3.1. Using StanfordCoreNLPServer
java -mx4g -cp "*" edu.stanford.nlp.pipeline.StanfordCoreNLPServer -port 9000 -timeout 15000
CoreNLP connects by default via StanfordCoreNLPServer, using port 9000. You can also opt to setup the connection differently:
import CoreNLP, { Properties, Pipeline, ConnectorServer } from 'corenlp';
const connector = new ConnectorServer({ dsn: 'http://localhost:9000' });
const props = new Properties({
annotators: 'tokenize,ssplit,pos,lemma,ner,parse',
});
const pipeline = new Pipeline(props, 'English', connector);
3.2. Use CoreNLP via CLI
CoreNLP expects by default the StanfordCoreNLP package to be placed (unzipped) inside the path ${YOUR_NPM_PROJECT_ROOT}/corenlp/
. You can also opt to setup the CLI interface differently:
import CoreNLP, { Properties, Pipeline, ConnectorCli } from 'corenlp';
const connector = new ConnectorCli({
classPath: 'corenlp/stanford-corenlp-full-2017-06-09/*',
mainClass: 'edu.stanford.nlp.pipeline.StanfordCoreNLP',
props: 'StanfordCoreNLP-spanish.properties',
});
const props = new Properties({
annotators: 'tokenize,ssplit,pos,lemma,ner,parse',
});
const pipeline = new Pipeline(props, 'English', connector);
4. Usage
4.1 Pipeline
const props = new Properties({ annotators: 'tokenize,ssplit,lemma,pos,ner' });
const pipeline = new Pipeline(props, 'English', connector);
const sent = new CoreNLP.simple.Sentence('Hello world');
pipeline.annotate(sent)
.then(sent => {
console.log(sent.words());
console.log(sent.nerTags());
})
.catch(err => {
console.log('err', err);
});
4.2 Penn TreeBank traversing
const props = new Properties();
props.setProperty('annotators', 'tokenize,ssplit,pos,lemma,ner,parse');
const pipeline = new Pipeline(props, 'Spanish');
const sent = new CoreNLP.simple.Sentence('Jorge quiere cinco empanadas de queso y carne.');
pipeline.annotate(sent)
.then(sent => {
console.log('parse', sent.parse());
const tree = CoreNLP.util.Tree.fromSentence(sent);
tree.visitLeaves(node =>
console.log(node.word(), node.pos(), node.token().ner()));
console.log(tree.dump());
})
.catch(err => {
console.log('err', err);
});
4.3 TokensRegex, Tregex and Semgrex
const props = new Properties();
props.setProperty('annotators', 'tokenize,ssplit,regexner,depparse');
const expression = new CoreNLP.simple.Expression(
'John Snow eats snow.',
'{ner:PERSON}=who <nsubj ({pos:VBZ}=action >dobj {}=what)');
const pipeline = new Pipeline(props, 'English');
pipeline.annotateSemgrex(expression, true)

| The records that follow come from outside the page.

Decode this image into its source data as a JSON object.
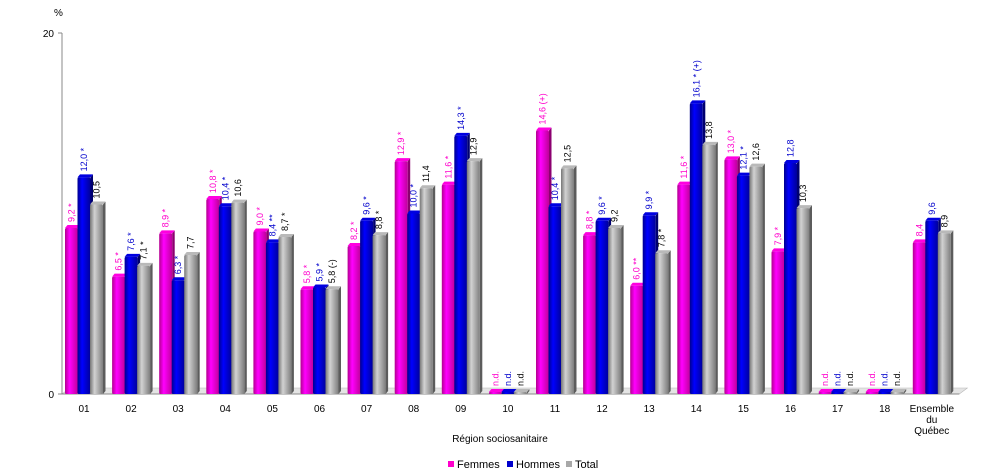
{
  "chart_data": {
    "type": "bar",
    "ylabel": "%",
    "xlabel": "Région sociosanitaire",
    "ylim": [
      0,
      20
    ],
    "yticks": [
      "0",
      "20"
    ],
    "categories": [
      "01",
      "02",
      "03",
      "04",
      "05",
      "06",
      "07",
      "08",
      "09",
      "10",
      "11",
      "12",
      "13",
      "14",
      "15",
      "16",
      "17",
      "18",
      "Ensemble du Québec"
    ],
    "series": [
      {
        "name": "Femmes",
        "color": "#ff00cc",
        "values": [
          9.2,
          6.5,
          8.9,
          10.8,
          9.0,
          5.8,
          8.2,
          12.9,
          11.6,
          0,
          14.6,
          8.8,
          6.0,
          11.6,
          13.0,
          7.9,
          0,
          0,
          8.4
        ],
        "labels": [
          "9,2 *",
          "6,5 *",
          "8,9 *",
          "10,8 *",
          "9,0 *",
          "5,8 *",
          "8,2 *",
          "12,9 *",
          "11,6 *",
          "n.d.",
          "14,6 (+)",
          "8,8 *",
          "6,0 **",
          "11,6 *",
          "13,0 *",
          "7,9 *",
          "n.d.",
          "n.d.",
          "8,4"
        ]
      },
      {
        "name": "Hommes",
        "color": "#0000cc",
        "values": [
          12.0,
          7.6,
          6.3,
          10.4,
          8.4,
          5.9,
          9.6,
          10.0,
          14.3,
          0,
          10.4,
          9.6,
          9.9,
          16.1,
          12.1,
          12.8,
          0,
          0,
          9.6
        ],
        "labels": [
          "12,0 *",
          "7,6 *",
          "6,3 *",
          "10,4 *",
          "8,4 **",
          "5,9 *",
          "9,6 *",
          "10,0 *",
          "14,3 *",
          "n.d.",
          "10,4 *",
          "9,6 *",
          "9,9 *",
          "16,1 * (+)",
          "12,1 *",
          "12,8",
          "n.d.",
          "n.d.",
          "9,6"
        ]
      },
      {
        "name": "Total",
        "color": "#a8a8a8",
        "values": [
          10.5,
          7.1,
          7.7,
          10.6,
          8.7,
          5.8,
          8.8,
          11.4,
          12.9,
          0,
          12.5,
          9.2,
          7.8,
          13.8,
          12.6,
          10.3,
          0,
          0,
          8.9
        ],
        "labels": [
          "10,5",
          "7,1 *",
          "7,7",
          "10,6",
          "8,7 *",
          "5,8 (-)",
          "8,8 *",
          "11,4",
          "12,9",
          "n.d.",
          "12,5",
          "9,2",
          "7,8 *",
          "13,8",
          "12,6",
          "10,3",
          "n.d.",
          "n.d.",
          "8,9"
        ]
      }
    ],
    "legend_position": "bottom-center",
    "grid": false
  }
}
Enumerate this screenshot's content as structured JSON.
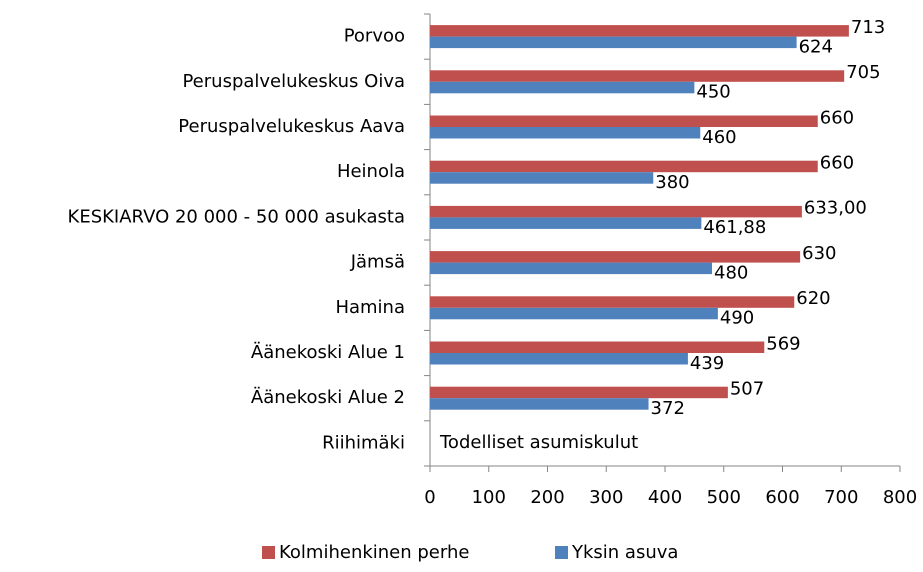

.then(expression => expression.sentence(0).matches().map(match => {
console.log('match', match.group('who'), match.group('action'), match.group('what'));
}))
.catch(err => {
console.log('err', err);
});
5. Client Side
This library is isomorphic, which means that works as well on a Browser. The API is exactly the same, and you can use it directly by requiring it via a <script>
tag, using AMD (RequireJS), or within your app bundle.
The browser ready version of corenlp
can be found as dist/index.browser.min.js
, once built (npm run build
).
See the examples folder for more details.
6. External Documentation
Properties
Pipeline
Service
ConnectorServer
ConnectorCli
CoreNLP
simple
Annotable
Annotator
Document
Sentence
Token
annotator
TokenizerAnnotator
WordsToSentenceAnnotator
POSTaggerAnnotator
MorphaAnnotator
NERClassifierCombiner
ParserAnnotator
DependencyParseAnnotator
RelationExtractorAnnotator
CorefAnnotator
SentimentAnnotator
RelationExtractorAnnotator
NaturalLogicAnnotator
QuoteAnnotator
util
Tree
7. References
This library is not maintained by StanfordNLP. However, it's based on and depends on StanfordNLP/CoreNLP to function.
Manning, Christopher D., Mihai Surdeanu, John Bauer, Jenny Finkel, Steven J. Bethard, and David McClosky. 2014. The Stanford CoreNLP Natural Language Processing Toolkit In Proceedings of the 52nd Annual Meeting of the Association for Computational Linguistics: System Demonstrations, pp. 55-60.